Prof Rogers joined Macquarie in 2009 as a CORE joint appointment between the Philosophy Department and the Australian School of Advanced Medicine. She initially trained as a general practitioner before undertaking philosophy honours and a PhD in medical ethics at Flinders University, after which she spent two years at the University of Edinburgh on an NHMRC post-doctoral fellowship. Prior to coming to Macquarie she spent five years leading the ethics, law and professionalism teaching in the School of Medicine at Flinders. She has long standing interests in the ethics of organ donation, feminist bioethics, public health ethics, conflicts of interest in health care, research ethics and the ethics of evidence-based medicine. From June 2014, she will take up a Future Fellowship on Defining disease: addressing the problem of overdiagnosis. This research investigates the concept of 'disease' and the ethical issues associated with expanding definition of disease that label people whose health is not compromised. Her books include: Vulnerability: New essays in ethics and feminist philosophy, Mackenzie C, Rogers WA, Dodds S (eds) New York: Oxford University Press (2014). Practical Ethics for General Practice 2nd edition, co-authored with Annette Braunack-Mayer (Oxford University Press: Oxford, 2009).

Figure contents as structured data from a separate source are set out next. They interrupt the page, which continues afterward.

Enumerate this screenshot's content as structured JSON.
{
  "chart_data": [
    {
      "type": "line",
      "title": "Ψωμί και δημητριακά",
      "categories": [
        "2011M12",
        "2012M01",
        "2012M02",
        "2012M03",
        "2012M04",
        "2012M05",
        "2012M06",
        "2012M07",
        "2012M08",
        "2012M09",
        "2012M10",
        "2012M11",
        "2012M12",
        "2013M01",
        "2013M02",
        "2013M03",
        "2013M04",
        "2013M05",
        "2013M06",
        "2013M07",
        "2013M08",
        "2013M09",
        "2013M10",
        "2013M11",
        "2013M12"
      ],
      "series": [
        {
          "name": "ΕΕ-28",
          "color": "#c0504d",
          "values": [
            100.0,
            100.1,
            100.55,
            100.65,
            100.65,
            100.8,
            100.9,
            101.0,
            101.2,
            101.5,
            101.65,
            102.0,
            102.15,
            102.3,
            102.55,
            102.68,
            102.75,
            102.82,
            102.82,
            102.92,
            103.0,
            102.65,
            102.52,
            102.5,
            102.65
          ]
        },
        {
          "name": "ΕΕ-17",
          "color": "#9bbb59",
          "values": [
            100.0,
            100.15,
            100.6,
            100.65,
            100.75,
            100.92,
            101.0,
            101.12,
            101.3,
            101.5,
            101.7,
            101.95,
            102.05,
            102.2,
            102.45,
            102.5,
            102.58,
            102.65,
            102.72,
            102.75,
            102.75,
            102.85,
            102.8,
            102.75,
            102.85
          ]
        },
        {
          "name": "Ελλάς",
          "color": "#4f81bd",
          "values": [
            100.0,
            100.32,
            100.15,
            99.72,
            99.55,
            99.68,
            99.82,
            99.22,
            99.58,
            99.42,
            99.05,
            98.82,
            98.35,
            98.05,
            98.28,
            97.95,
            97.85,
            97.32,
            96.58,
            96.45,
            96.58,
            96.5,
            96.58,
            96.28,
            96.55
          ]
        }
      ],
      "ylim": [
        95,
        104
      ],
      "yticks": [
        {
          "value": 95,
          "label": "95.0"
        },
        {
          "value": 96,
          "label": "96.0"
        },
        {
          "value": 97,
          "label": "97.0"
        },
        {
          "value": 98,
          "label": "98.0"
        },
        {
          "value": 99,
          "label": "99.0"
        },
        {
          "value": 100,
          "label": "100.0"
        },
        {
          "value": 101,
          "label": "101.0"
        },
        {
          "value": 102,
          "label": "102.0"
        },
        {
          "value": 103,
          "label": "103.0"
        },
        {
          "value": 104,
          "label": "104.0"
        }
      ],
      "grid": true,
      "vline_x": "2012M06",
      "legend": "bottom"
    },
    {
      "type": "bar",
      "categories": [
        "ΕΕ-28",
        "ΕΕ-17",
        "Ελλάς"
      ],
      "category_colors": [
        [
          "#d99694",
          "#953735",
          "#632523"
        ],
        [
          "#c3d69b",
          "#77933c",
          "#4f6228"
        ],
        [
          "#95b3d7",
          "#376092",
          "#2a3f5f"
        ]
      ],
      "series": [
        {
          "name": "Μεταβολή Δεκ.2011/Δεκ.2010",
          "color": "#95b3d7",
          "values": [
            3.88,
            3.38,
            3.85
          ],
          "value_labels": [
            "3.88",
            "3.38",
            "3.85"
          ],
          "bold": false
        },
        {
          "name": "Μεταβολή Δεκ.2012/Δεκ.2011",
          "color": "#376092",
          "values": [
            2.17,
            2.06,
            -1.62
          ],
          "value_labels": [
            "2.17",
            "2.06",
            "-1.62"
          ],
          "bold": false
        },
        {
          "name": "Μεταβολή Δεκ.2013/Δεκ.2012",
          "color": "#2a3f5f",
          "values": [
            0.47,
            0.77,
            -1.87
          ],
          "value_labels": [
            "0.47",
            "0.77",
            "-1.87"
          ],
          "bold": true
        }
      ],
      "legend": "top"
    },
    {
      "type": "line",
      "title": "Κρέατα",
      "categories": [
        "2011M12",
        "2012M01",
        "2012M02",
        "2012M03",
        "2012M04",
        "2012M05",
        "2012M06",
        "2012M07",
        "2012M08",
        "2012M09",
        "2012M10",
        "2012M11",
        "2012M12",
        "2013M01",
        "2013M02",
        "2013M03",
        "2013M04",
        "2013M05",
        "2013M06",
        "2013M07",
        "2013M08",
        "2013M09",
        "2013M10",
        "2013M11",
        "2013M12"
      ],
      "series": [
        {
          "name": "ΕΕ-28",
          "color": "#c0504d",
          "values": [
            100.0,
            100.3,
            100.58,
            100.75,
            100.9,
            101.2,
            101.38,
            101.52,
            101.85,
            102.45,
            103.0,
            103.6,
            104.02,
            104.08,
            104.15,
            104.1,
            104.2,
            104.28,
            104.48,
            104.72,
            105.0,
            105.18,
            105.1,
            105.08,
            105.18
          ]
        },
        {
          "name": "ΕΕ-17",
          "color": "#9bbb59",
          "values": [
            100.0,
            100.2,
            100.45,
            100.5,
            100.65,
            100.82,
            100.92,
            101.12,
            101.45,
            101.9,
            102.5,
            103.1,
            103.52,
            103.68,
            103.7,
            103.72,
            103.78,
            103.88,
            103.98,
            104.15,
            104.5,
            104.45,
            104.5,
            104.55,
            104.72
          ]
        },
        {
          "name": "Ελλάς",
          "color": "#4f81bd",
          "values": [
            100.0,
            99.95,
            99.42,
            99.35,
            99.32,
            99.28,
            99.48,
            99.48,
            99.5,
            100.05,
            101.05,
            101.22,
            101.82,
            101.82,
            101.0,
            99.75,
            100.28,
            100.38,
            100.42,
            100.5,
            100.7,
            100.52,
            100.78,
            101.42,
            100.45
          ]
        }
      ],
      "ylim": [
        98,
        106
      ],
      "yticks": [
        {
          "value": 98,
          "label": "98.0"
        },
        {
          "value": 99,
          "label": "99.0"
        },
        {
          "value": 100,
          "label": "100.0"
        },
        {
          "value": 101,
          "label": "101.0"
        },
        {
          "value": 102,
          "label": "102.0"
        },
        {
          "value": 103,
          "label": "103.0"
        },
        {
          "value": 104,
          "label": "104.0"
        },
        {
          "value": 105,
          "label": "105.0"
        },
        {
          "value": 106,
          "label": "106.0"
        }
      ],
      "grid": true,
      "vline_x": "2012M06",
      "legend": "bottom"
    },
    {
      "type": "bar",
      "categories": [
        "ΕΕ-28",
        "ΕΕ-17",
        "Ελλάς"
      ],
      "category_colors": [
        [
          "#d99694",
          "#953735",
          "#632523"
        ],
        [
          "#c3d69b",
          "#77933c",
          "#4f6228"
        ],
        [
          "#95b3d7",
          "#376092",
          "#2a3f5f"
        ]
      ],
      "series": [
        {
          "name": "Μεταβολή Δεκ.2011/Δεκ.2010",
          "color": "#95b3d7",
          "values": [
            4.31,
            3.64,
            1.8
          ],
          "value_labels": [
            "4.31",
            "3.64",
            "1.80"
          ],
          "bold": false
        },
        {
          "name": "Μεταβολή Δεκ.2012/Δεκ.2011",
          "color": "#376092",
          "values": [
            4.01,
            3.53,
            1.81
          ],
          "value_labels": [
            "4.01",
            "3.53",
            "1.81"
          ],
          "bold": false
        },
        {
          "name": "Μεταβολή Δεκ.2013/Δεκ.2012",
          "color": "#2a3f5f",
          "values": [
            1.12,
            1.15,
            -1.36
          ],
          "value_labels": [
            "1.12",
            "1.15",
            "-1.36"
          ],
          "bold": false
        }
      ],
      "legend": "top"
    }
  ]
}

Assistant Director of the Nuffield Council on Bioethics, and led the Council's project exploring the ethical issues arising out of the involvement of children and young people in clinical research.

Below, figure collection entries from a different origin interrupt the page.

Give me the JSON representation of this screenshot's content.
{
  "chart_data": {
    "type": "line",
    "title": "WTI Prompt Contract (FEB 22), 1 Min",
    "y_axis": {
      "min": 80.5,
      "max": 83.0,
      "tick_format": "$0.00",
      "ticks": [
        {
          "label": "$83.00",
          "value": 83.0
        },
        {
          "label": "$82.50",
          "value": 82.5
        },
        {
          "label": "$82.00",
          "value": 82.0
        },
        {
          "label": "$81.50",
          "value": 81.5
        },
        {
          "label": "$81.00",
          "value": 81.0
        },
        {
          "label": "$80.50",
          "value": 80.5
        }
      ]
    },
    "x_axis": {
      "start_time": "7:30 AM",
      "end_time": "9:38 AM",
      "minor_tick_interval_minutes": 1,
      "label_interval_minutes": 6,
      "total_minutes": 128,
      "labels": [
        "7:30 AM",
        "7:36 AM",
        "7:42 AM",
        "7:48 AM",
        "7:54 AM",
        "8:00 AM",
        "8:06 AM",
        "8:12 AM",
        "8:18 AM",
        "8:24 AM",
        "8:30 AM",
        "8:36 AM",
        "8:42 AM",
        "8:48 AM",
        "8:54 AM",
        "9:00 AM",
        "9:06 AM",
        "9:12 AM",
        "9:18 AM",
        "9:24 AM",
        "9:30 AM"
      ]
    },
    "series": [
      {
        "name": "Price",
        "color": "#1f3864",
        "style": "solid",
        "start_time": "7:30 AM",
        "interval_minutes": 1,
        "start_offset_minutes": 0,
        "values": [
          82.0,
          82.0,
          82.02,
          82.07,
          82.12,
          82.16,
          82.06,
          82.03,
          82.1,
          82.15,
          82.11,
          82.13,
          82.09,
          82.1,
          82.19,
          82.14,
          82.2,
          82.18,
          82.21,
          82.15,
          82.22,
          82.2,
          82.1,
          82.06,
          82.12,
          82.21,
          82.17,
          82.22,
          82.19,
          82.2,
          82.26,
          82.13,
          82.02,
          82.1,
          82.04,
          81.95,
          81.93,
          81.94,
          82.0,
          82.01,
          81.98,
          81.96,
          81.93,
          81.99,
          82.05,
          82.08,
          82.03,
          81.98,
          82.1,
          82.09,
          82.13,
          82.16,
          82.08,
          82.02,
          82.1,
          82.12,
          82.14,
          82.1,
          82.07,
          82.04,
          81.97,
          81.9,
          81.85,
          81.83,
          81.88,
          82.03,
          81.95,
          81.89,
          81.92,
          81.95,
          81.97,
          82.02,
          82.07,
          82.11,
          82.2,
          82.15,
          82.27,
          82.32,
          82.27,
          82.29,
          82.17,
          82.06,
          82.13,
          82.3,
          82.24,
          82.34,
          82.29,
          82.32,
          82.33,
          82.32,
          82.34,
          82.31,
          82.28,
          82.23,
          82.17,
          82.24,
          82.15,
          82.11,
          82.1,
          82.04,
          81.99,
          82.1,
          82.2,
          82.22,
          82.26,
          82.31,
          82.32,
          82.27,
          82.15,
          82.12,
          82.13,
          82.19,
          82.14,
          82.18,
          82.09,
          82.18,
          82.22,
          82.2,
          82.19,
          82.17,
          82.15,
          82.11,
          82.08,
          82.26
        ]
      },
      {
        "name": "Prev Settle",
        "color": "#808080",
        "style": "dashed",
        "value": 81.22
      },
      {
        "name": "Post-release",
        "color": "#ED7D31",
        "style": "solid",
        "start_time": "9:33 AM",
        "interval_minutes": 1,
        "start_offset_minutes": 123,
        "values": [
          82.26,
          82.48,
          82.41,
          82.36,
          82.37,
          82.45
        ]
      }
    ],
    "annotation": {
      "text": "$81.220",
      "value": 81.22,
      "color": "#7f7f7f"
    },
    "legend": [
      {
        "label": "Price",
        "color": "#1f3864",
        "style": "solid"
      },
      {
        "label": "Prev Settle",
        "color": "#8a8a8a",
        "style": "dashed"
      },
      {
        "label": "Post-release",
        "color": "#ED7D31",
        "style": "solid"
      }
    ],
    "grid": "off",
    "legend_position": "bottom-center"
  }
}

Her background is in health policy, law and ethics: before taking up her current post, she spent nine years at the UK House of Commons, briefing MPs of all political parties on health issues, and then four years in the NHS, monitoring the effect of the Human Rights Act on health law in England. During this time she was also seconded to the English Department of Health to work on patient consent. Her work at the Nuffield Council has included consideration of ethical issues arising in dementia; in the donation of all forms of bodily material for treatment or research; the sharing of information in the context of people born as a result of the donation of gametes and embryos; and the growing use of cosmetic procedures.